Saturday, April 15, 2017

A Day For Holiness


"And it's like that long Saturday between your death and the rising day
When no one wrote a word, wondered is this the end
But you were down there in the well, saving those that fell
Bringing them to the mountain again."
 

- Caedmon's Call, "Valleys Fill First"


None of the four gospels, the books which tell the story of the life of Jesus in the Christian Bible, describe what happened the day between His crucifixion and His resurrection. I can only imagine how Jesus' followers, His close family and friends, His mother, felt and behaved on that long Saturday.  

These men and women had dedicated years (or more) and had left all they knew to learn from Jesus and stand with Him as He ushered in a radical new way of living. They sat together with the poor and infected, the prostitutes and tax collectors, the lowest in Israel and defended and tended to them.  They seemingly ignored the long standing laws to act out of love of God, not obedience to man.

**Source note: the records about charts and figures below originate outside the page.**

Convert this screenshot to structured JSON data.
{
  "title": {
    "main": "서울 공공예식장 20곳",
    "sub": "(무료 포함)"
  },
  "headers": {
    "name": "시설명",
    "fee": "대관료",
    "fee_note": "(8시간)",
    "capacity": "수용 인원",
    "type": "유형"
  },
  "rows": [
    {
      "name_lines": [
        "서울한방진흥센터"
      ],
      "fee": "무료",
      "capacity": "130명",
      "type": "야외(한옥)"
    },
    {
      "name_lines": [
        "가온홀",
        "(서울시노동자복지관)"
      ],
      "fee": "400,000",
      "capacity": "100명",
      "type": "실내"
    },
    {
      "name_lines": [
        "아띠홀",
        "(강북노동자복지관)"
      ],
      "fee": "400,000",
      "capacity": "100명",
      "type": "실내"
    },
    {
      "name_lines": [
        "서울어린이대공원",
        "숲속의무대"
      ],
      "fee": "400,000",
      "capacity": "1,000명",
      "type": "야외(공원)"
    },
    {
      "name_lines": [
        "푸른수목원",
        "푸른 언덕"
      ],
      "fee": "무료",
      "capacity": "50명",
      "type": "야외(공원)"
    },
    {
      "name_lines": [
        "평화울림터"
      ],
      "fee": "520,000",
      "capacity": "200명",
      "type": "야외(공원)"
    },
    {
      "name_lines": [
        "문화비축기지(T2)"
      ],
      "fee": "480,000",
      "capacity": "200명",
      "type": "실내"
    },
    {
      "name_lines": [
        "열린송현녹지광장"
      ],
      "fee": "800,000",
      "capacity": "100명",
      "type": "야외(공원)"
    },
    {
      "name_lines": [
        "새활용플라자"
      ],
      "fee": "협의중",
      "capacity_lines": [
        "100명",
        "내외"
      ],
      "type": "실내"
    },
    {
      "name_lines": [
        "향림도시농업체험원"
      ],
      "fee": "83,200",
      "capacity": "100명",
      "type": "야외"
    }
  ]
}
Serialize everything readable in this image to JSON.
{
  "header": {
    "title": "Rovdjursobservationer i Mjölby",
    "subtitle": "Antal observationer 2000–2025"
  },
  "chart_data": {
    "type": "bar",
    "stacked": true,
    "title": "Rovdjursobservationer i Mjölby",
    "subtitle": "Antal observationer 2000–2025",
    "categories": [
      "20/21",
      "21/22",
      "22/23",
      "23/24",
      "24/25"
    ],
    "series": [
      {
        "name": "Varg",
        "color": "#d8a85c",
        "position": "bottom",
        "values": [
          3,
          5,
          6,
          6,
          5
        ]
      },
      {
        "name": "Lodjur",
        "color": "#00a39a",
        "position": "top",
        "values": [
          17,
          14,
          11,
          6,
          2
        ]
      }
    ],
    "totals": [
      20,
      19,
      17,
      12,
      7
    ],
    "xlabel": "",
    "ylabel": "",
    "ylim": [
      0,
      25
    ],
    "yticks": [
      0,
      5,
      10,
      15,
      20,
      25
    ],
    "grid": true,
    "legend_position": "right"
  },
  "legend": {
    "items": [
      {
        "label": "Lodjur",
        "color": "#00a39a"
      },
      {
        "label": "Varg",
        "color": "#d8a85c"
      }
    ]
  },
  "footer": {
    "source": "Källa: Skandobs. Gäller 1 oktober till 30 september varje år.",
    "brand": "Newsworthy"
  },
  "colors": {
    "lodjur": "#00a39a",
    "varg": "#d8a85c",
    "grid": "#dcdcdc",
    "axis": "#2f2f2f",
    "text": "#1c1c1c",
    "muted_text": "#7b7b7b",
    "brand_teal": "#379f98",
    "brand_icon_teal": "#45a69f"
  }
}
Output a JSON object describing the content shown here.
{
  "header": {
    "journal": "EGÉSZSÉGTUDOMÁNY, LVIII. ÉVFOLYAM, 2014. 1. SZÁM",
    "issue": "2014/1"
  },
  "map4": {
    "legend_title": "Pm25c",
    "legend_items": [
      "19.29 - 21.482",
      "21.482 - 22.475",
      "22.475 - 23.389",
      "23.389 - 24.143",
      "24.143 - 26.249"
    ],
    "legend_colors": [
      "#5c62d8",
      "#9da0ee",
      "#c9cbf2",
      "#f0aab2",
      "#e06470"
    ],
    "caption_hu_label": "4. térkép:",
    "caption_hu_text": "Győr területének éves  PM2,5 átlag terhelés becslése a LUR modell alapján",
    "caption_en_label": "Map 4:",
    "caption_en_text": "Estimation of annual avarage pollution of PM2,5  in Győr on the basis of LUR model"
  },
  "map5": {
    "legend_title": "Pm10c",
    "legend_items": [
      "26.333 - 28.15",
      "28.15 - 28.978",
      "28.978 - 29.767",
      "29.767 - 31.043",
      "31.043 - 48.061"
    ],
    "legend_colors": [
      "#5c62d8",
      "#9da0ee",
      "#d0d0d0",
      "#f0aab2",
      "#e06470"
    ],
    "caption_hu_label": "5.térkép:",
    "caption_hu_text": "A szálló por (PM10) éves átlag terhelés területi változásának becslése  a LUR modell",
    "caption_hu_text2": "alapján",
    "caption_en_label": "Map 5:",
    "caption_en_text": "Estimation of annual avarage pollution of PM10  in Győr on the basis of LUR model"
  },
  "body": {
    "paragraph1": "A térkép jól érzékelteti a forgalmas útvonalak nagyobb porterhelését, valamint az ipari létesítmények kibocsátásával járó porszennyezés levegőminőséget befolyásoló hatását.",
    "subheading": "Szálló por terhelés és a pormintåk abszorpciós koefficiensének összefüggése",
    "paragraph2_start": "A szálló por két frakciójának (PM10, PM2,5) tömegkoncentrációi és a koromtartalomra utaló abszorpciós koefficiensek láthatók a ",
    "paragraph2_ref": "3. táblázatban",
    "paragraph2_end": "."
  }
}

And then, Jesus was gone.  

He had repeatedly promised them His death would not be the end, but they had missed the message (I'm sure I would have missed it, too).  On that long Saturday, I imagine they felt completely stripped of hope.  I imagine they felt completely surrounded by darkness again.  They thought the light they had been following had been extinguished. 

But what if they had known all along that Jesus' death was not an end, but another beginning?  What if they had known that death was just a part of life and while difficult, would be redeemed?  How would that have changed that long Saturday?

We spend most of our lives on a long Saturday, in the belly of the fish, if you will.  There are days, or seasons, when we experience death, whether literal or metaphoric.  Life is made up of little deaths, of suffering, of mistakes.  

But most of our days are spent living a long Saturday, in the middle ground. We are able to breathe (some days more than others) and daily detect something "more" moving in the world (some days more than others).  But we are not whole.  

However, if we remember the message Jesus' first friends missed, it won't be a lost Saturday.  The suffering we just endured, the mistakes we just made are not the end.  So stand strong.  Stand tall.  We are surrounded by "more."   We live in a valley and "valleys fill first."  

The egg cracks and cracks and cracks before the baby is born.  Jonah was spit back up upon the shore.  And Jesus lives, completely changing everything we thought we knew.  And we can live like He did.  We can "die" and rise again and again and again.  This is a long Saturday, but it is not the end.  Tomorrow is coming.  

We are not whole, but we are part of more.  We are holy.